Analis politik Ahmed al-Tanani, dalam program Beyond the News, mempertanyakan konsistensi logika rencana tersebut. Ia menyoroti desakan agar Hamas mundur demi pemerintahan pengganti, sementara akses komite maupun pihak internasional disebut masih diblokade.
“Hamas dan kekuatan nasional sudah menyatakan kesiapan penuh menyerahkan kekuasaan kepada komite teknokrat. Masalahnya, penjajah (Israel) yang melarang komite dan pasukan internasional itu masuk,” ujar Tanani.
Tanani juga menuding adanya perbedaan klaim terkait masuknya bantuan. Ia menyebut Mladenov menyatakan 600 truk bantuan telah masuk, sementara catatan di lapangan yang ia rujuk menunjukkan sekitar 200 truk. Tanani menilai perbedaan angka itu dapat menguntungkan citra Israel di mata internasional, sementara kondisi kemanusiaan di Gaza tetap memburuk.
Sementara itu, pengamat urusan Israel Mohannad Mustafa menyampaikan pandangan bahwa Israel dinilai tidak berkepentingan pada keberhasilan kesepakatan yang dapat menstabilkan Gaza. Menurutnya, stabilitas dan masuknya Komite Nasional berpotensi mengurangi “dalih perang” yang disebut penting bagi kelangsungan politik Perdana Menteri Israel Benjamin Netanyahu.

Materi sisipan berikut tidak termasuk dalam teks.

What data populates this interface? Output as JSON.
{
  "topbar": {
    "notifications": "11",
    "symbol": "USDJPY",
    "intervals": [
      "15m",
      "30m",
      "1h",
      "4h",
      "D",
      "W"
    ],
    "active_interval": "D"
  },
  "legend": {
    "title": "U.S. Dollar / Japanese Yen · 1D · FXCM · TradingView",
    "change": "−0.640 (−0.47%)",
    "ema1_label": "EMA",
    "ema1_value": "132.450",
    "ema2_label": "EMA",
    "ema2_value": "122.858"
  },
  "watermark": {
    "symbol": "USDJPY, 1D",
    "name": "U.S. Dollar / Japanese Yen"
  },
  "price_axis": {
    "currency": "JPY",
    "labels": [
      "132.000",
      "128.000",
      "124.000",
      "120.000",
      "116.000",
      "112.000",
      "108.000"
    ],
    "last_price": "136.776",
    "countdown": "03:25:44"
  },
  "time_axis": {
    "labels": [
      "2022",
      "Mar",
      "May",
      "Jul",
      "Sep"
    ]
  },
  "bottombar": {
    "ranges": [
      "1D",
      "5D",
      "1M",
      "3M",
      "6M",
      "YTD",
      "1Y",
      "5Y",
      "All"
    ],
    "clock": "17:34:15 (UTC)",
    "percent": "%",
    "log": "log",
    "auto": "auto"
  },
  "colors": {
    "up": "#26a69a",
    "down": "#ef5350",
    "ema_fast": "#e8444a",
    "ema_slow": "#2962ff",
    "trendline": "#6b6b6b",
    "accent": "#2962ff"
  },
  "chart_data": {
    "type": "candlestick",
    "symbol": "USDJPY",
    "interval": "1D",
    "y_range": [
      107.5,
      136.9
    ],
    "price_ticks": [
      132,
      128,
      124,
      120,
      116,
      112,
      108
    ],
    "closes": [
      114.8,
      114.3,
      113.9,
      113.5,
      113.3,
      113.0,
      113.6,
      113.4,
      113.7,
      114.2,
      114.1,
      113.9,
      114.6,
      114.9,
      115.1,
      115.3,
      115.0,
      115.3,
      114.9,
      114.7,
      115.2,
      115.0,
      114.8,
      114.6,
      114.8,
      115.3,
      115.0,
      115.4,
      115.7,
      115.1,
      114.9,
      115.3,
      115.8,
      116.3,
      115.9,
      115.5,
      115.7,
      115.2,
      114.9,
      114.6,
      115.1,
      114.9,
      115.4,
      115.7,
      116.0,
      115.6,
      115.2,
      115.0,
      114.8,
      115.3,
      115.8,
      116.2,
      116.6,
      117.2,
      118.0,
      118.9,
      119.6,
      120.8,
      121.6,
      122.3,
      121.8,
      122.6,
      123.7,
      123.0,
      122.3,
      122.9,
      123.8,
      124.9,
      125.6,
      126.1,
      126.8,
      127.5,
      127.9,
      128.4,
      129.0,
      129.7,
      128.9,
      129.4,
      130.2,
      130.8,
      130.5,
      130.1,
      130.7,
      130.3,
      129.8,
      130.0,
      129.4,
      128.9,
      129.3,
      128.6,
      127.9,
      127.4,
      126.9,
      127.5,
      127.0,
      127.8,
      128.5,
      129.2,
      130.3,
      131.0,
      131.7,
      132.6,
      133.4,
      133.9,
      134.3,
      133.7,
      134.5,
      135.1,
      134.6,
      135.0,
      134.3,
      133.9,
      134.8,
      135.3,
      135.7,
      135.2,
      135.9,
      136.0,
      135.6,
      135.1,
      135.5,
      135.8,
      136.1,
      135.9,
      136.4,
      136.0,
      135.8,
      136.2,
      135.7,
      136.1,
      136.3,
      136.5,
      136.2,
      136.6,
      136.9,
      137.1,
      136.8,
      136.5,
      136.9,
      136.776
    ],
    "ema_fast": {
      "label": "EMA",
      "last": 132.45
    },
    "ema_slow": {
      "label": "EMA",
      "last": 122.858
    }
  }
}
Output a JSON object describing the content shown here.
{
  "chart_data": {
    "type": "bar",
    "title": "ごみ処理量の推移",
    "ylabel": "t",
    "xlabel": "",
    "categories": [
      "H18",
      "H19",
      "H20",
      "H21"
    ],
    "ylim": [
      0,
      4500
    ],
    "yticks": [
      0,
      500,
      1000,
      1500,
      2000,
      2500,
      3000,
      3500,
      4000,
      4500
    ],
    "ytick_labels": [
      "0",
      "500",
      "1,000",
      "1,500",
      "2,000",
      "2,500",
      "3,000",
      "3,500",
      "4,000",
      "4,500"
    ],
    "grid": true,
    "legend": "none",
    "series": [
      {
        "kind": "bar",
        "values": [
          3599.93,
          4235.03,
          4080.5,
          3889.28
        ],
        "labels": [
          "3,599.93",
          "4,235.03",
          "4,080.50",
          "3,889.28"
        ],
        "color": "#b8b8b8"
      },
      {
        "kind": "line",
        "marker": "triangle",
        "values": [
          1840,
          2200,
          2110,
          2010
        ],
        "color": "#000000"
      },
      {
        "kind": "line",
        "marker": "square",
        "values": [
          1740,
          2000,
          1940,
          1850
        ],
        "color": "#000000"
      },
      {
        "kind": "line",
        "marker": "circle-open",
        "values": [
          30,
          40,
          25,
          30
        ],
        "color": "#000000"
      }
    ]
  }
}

Mustafa juga menyoroti indikasi di lapangan yang dinilainya bertentangan dengan wacana penataan pascaperang, termasuk pembangunan pangkalan permanen Israel di timur “Garis Kuning”. Ia memandang langkah tersebut sebagai sinyal kecenderungan menuju pendudukan jangka panjang, bukan penarikan pasukan.
Di sisi politik domestik Israel, Mustafa menyebut kelompok sayap kanan khawatir kehadiran komite dapat membuka jalan bagi kembalinya Otoritas Palestina dan menghidupkan kembali opsi solusi dua negara (two-state solution), skenario yang menurutnya ingin digagalkan Netanyahu.
Dari Washington, pakar studi strategis Kenneth Katzman menggambarkan posisi yang serupa terkait tuntutan pelucutan senjata Hamas. Pemerintahan Donald Trump, menurut Katzman, memandang demilitarisasi sebagai prasyarat utama. Alasannya, krisis kepercayaan membuat mereka tidak yakin pada konsep pasukan stabilitas internasional selama Hamas masih memiliki senjata.
Tanani menolak pendekatan tersebut. Ia menilai tuntutan pelucutan senjata merupakan cara Netanyahu memperoleh keuntungan di meja perundingan yang tidak berhasil dicapai di medan tempur. Tanani juga menyebut perlawanan telah menunjukkan fleksibilitas dalam pembahasan di Kairo, termasuk kemungkinan penyatuan senjata di bawah militer nasional, tetapi ia menegaskan hal itu hanya dapat terjadi dalam kerangka politik yang jelas menuju negara Palestina yang berdaulat.